As a company, you will not be bothered by the hard transition deadline, but mainly by your preferred market entry date. That does buy some time, but one should keep in mind that the submission file is not the final destination in the process. You have more time to gather all clinical evidence for your Clinical Evaluation Report and to develop proper Post Market Surveillance (PMS) and Post Market Clinical Follow-up (PMCF) plans. In addition, your Quality Management System (QMS) can be fully adapted to the ISO13485:2016 requirements (deadline in March 2019). This is a significant investment of resources and time, but for a good cause. Companies that comply with the MDD must eventually comply with the MDR no later than May 2024, since all MDD certificates issued before May 2020 will expire as from that month. Start-ups that have made the transition earlier, will gain more experience with PMCF and PMS and the Unique Device Identifier (UDI). Another advantage is that stakeholders and customers will put more trust in your company and its devices, including their safety and traceability, when already available in the obligatory EUDAMED database.

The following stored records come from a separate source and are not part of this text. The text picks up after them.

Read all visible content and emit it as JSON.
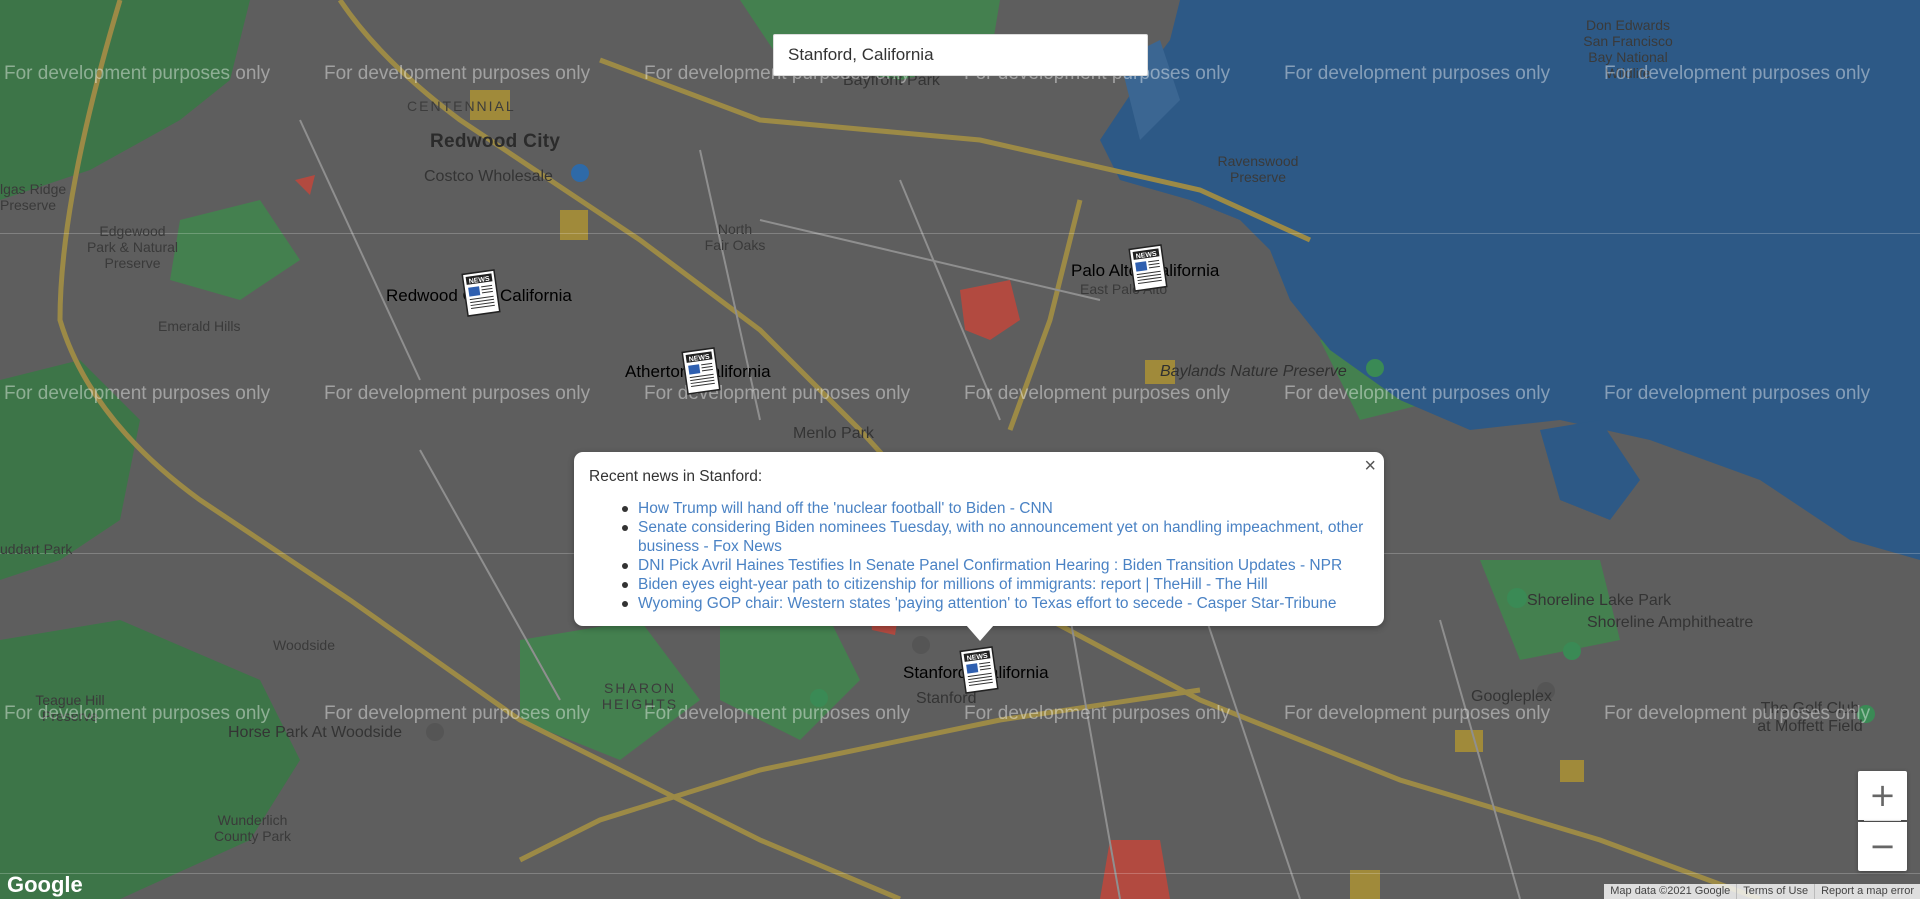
{
  "search": {
    "value": "Stanford, California"
  },
  "place_labels": {
    "redwood_city": "Redwood City",
    "centennial": "CENTENNIAL",
    "costco": "Costco Wholesale",
    "algas_ridge_1": "lgas Ridge",
    "algas_ridge_2": "Preserve",
    "edgewood_1": "Edgewood",
    "edgewood_2": "Park & Natural",
    "edgewood_3": "Preserve",
    "north_fair_oaks_1": "North",
    "north_fair_oaks_2": "Fair Oaks",
    "emerald_hills": "Emerald Hills",
    "menlo_park": "Menlo Park",
    "bayfront_park": "Bayfront Park",
    "ravenswood_1": "Ravenswood",
    "ravenswood_2": "Preserve",
    "don_edwards_1": "Don Edwards",
    "don_edwards_2": "San Francisco",
    "don_edwards_3": "Bay National",
    "don_edwards_4": "Wildlife",
    "east_palo_alto": "East Palo Alto",
    "baylands": "Baylands Nature Preserve",
    "shoreline_lake": "Shoreline Lake Park",
    "shoreline_amph": "Shoreline Amphitheatre",
    "googleplex": "Googleplex",
    "golf_club_1": "The Golf Club",
    "golf_club_2": "at Moffett Field",
    "huddart": "uddart Park",
    "woodside": "Woodside",
    "sharon_heights_1": "SHARON",
    "sharon_heights_2": "HEIGHTS",
    "stanford": "Stanford",
    "teague_hill_1": "Teague Hill",
    "teague_hill_2": "Preserve",
    "horse_park": "Horse Park At Woodside",
    "wunderlich_1": "Wunderlich",
    "wunderlich_2": "County Park"
  },
  "watermark_text": "For development purposes only",
  "markers": [
    {
      "label": "Redwood City, California"
    },
    {
      "label": "Atherton, California"
    },
    {
      "label": "Palo Alto, California"
    },
    {
      "label": "Stanford, California"
    }
  ],
  "marker_icon": "newspaper-icon",
  "info_window": {
    "heading": "Recent news in Stanford:",
    "close_label": "×",
    "news": [
      "How Trump will hand off the 'nuclear football' to Biden - CNN",
      "Senate considering Biden nominees Tuesday, with no announcement yet on handling impeachment, other business - Fox News",
      "DNI Pick Avril Haines Testifies In Senate Panel Confirmation Hearing : Biden Transition Updates - NPR",
      "Biden eyes eight-year path to citizenship for millions of immigrants: report | TheHill - The Hill",
      "Wyoming GOP chair: Western states 'paying attention' to Texas effort to secede - Casper Star-Tribune"
    ]
  },
  "zoom": {
    "in_label": "+",
    "out_label": "−"
  },
  "google_logo": "Google",
  "attribution": {
    "map_data": "Map data ©2021 Google",
    "terms": "Terms of Use",
    "report": "Report a map error"
  },
  "colors": {
    "land": "#5e5e5e",
    "water": "#2e5a8a",
    "park": "#3f7a4a",
    "road": "#a08a3a",
    "link": "#4a82c4"
  }
}
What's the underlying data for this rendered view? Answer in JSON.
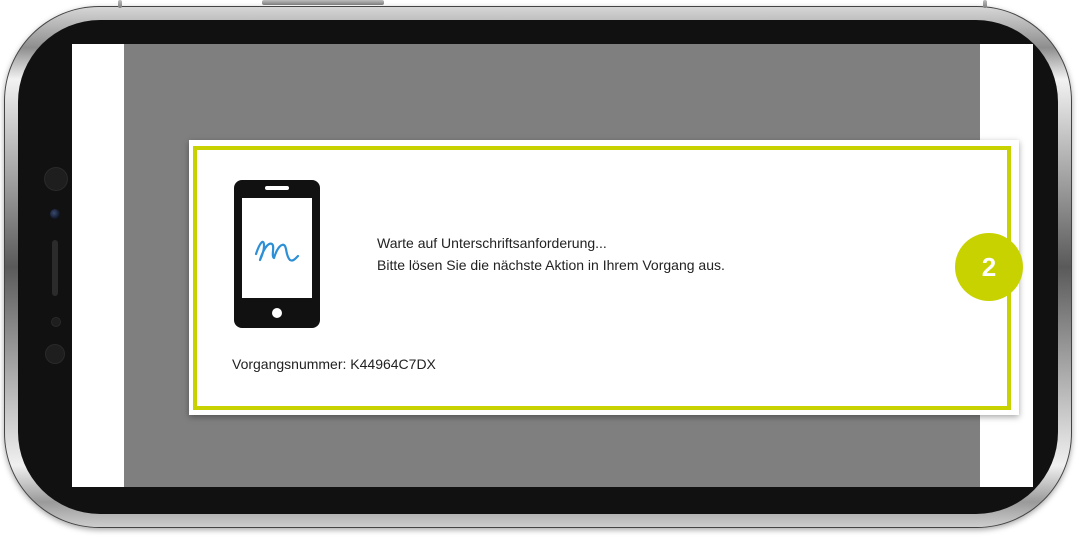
{
  "dialog": {
    "status_line": "Warte auf Unterschriftsanforderung...",
    "instruction_line": "Bitte lösen Sie die nächste Aktion in Ihrem Vorgang aus.",
    "case_number_label": "Vorgangsnummer: K44964C7DX",
    "device_icon": "smartphone-signature-icon"
  },
  "step_badge": {
    "number": "2"
  },
  "colors": {
    "accent": "#c8d200",
    "overlay": "#7f7f7f",
    "text": "#222222",
    "icon_blue": "#2d8fd5"
  }
}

My conclusion? If your company has the resources available, if you have gathered sufficient clinical data and the business model allows for market entry before May 2020, it’s wise to start filing your devices under the MDR 2017/745. If the context of your company renders MDD submission as the preferred option, the effort is merely postponed. Last but not least, whatever option you choose, make sure to gather specialists and quality professionals around you to make the right choices. After all, we are talking about a key transition in the medical device world. It would be a pity to miss the train.